The Italian newspaper Corriere della Sera on Monday reported that the Orlandi family has received an anonymous letter claiming that the girl’s remains are in tomb within the Teutonic Cemetery, an area reserved for Germans, Austrians, Dutch and Flemish people inside the walls of the Vatican.
The letter is said to refer to a marble statue of an angel positioned above the tomb whose hand points to the ground. “Look where the angel is pointing,” the anonymous letter says.
Tests carried out on the tomb indicated that it has been opened at least once in the past, Corriere della Sera reports.
“Some people knew there was a chance Emanuela Orlandi’s body had been hidden in the German cemetery," Laura Sgrò, the family’s lawyer, wrote in a letter to the Vatican.
Sgrò said that someone had been regularly leaving flowers on the burial spot “for some years”.
The Vatican is yet to reveal if the claims made in the letter are genuine but has confirmed it is considering the family's requests.
Vatican spokesman Alessandro Gisotti said in a statement: “I can confirm that the letter by Emanuela Orlandi's family has been received and the requests it contains will be studied.”

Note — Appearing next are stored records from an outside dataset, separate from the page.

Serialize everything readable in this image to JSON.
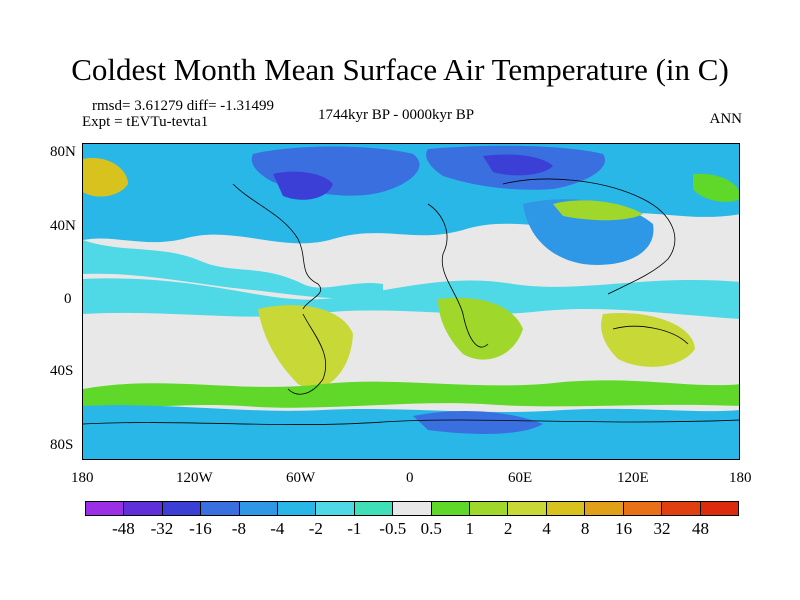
{
  "title": "Coldest Month Mean Surface Air Temperature (in C)",
  "stats": "rmsd= 3.61279 diff= -1.31499",
  "experiment": "Expt = tEVTu-tevta1",
  "period": "1744kyr BP - 0000kyr BP",
  "season": "ANN",
  "lat_labels": [
    "80N",
    "40N",
    "0",
    "40S",
    "80S"
  ],
  "lon_labels": [
    "180",
    "120W",
    "60W",
    "0",
    "60E",
    "120E",
    "180"
  ],
  "colorbar": {
    "labels": [
      "-48",
      "-32",
      "-16",
      "-8",
      "-4",
      "-2",
      "-1",
      "-0.5",
      "0.5",
      "1",
      "2",
      "4",
      "8",
      "16",
      "32",
      "48"
    ],
    "colors": [
      "#9b2fe6",
      "#5f2fd9",
      "#3b3fd6",
      "#3a6fe0",
      "#2f98e6",
      "#29b7e8",
      "#4fd8e6",
      "#3fe0b8",
      "#e8e8e8",
      "#5fd82a",
      "#9fd82a",
      "#c8d836",
      "#d8c21e",
      "#e0a018",
      "#e87018",
      "#e04010",
      "#dc2a0c"
    ]
  },
  "colors": {
    "ocean_neutral": "#e8e8e8",
    "cool_light": "#4fd8e6",
    "cool_mid": "#29b7e8",
    "cool_deep": "#2f98e6",
    "cold": "#3a6fe0",
    "very_cold": "#3b3fd6",
    "warm_light": "#5fd82a",
    "warm_mid": "#9fd82a",
    "warm": "#c8d836",
    "hot": "#d8c21e",
    "coastline": "#000000"
  }
}
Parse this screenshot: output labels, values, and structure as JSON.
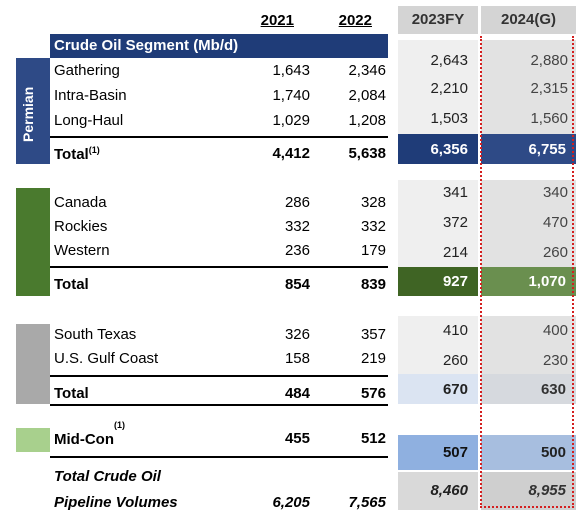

Emanuela Orlandi, the daughter of a Vatican bank functionary, who disappeared in 1983 on her way to a music lesson and whose body has never been found has remained one of modern Italy’s greatest mysteries.
Last year, hopes were raised that human remains found beneath the foundations of the Vatican’s embassy to Italy in Rome belonged to the missing girl.
The fragments of bone were later proved to be that of a man.
There are multiple theories as to what happened to the 15-year-old girl.
One theory is that an organised crime gang kidnapped the teenager, possibly to pressurise the Vatican bank into recovering a loan. Another speculates that she was taken hostage in an attempt to force the release from prison of Mehmet Ali Agca, the Turkish gunman who attempted to assassinate Pope John Paul II in 1981.
In 2005, an anonymous caller to an Italian television show said the secret to her kidnap was buried along with Enrico “Renatino” De Pedis, a Mafia boss who led the feared Magliana gang which terrorised Rome in the 1980s.
Police eventually exhumed De Pedis’ tomb in 2012, but found no links to Orlandi’s death.